PHYSICAL DESCRIPTION:
Description for characters is overrated. Just a little is plenty, in most cases. To see if you’re in the ballpark describing your players, try this:
Write a description. Keep it to 100 words or less. (Look at what you did with the 140-character limit for the logline!) Imagine the impression someone would have when first encountering your character. If asked later, how would you character be described? Gangly school-age scarecrow with a flair for fashion? Frumpy, middle-aged matron racing toward senility? Svelte sophisticate whose looks are destroyed by her impenetrable Brooklyn accent?
A short, sharp shock of character description. Remember: writers are best describing things that deviate from the norm and violate our expectations. Find the things that make the character visually unique, interesting, odd, curious — different. Stick with those.
THE TEST DRIVE:
The character’s voice and behavior may still be foreign to you at this point — conjuring details and entanglements won’t let you crawl into their skin and drive them like a go-kart. But, like a go-cart, you can take ‘em for a test drive. Best of all, you don’t even have to climb into one of those nasty little miniature race cars!

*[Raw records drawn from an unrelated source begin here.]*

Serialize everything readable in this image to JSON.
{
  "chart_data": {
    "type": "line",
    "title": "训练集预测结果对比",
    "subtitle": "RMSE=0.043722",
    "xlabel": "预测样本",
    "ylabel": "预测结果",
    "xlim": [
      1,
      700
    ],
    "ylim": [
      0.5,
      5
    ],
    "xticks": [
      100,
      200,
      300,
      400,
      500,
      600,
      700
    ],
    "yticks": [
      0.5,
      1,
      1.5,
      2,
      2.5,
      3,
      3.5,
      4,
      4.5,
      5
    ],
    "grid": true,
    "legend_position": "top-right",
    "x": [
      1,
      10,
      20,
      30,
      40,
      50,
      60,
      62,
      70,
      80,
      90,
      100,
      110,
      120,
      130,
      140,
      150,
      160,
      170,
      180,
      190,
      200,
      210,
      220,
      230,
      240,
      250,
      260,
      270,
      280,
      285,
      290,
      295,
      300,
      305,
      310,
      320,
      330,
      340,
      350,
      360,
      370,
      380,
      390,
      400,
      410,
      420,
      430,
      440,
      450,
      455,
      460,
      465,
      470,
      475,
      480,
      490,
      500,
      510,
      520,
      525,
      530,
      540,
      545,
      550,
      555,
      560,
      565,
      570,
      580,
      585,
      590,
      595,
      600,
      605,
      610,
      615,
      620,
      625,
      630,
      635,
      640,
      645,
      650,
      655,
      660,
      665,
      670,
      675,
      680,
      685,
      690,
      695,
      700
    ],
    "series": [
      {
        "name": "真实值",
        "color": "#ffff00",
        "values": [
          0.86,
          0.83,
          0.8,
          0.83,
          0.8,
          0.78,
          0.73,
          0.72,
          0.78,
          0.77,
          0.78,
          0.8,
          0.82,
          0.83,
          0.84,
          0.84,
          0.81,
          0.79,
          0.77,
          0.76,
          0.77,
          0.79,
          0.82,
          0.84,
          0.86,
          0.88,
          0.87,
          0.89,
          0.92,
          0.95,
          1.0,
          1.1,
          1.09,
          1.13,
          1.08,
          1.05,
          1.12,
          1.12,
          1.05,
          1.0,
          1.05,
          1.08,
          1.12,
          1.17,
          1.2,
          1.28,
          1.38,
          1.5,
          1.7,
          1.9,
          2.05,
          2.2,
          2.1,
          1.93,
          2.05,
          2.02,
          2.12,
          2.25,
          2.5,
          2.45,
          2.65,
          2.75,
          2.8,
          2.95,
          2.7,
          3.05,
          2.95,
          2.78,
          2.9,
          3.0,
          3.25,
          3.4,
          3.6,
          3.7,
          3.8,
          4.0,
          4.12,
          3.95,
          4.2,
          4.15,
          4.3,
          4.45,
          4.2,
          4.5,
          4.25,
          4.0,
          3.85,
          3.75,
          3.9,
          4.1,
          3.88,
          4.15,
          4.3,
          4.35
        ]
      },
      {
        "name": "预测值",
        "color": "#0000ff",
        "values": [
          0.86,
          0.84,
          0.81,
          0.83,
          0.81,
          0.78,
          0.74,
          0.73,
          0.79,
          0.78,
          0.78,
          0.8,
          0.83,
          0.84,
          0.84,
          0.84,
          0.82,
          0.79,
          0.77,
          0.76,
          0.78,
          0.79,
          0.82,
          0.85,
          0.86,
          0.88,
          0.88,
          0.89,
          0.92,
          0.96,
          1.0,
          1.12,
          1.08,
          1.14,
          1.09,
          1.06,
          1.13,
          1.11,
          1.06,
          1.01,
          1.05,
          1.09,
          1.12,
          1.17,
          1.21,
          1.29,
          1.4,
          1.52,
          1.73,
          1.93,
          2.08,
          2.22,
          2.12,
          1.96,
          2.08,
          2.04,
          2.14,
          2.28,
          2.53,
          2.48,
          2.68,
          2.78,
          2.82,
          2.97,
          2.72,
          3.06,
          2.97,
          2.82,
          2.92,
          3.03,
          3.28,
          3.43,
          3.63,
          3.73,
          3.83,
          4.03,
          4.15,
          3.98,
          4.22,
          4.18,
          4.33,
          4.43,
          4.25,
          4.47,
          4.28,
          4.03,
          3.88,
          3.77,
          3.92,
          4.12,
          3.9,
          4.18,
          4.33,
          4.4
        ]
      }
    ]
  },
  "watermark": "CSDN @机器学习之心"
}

Write a flash fiction piece with your new player in the starring role. Drive him around. Ding him up. Challenge him! Force him to talk to other characters: an obstinate cab driver, a belligerent cop, almost any teenager. Give him a new problem or one related to the character explicitly.
Let ‘em speak. Let ‘em act. See what they do when you get behind the wheel. Inhabit the character.
The bonus is that you may come away with new material you want to use in a longer work.
NOW, GO REWRITE THE LOGLINE:
When you’ve done all these things, there’s a high probability your character has changed in some profound way. So, go back and rewrite the original logline. Sharpen it ‘til it sparkles like the blade on a carving knife.
And when it’s all said and done, you should have a vastly better grip on your character. You know what makes him tick and why.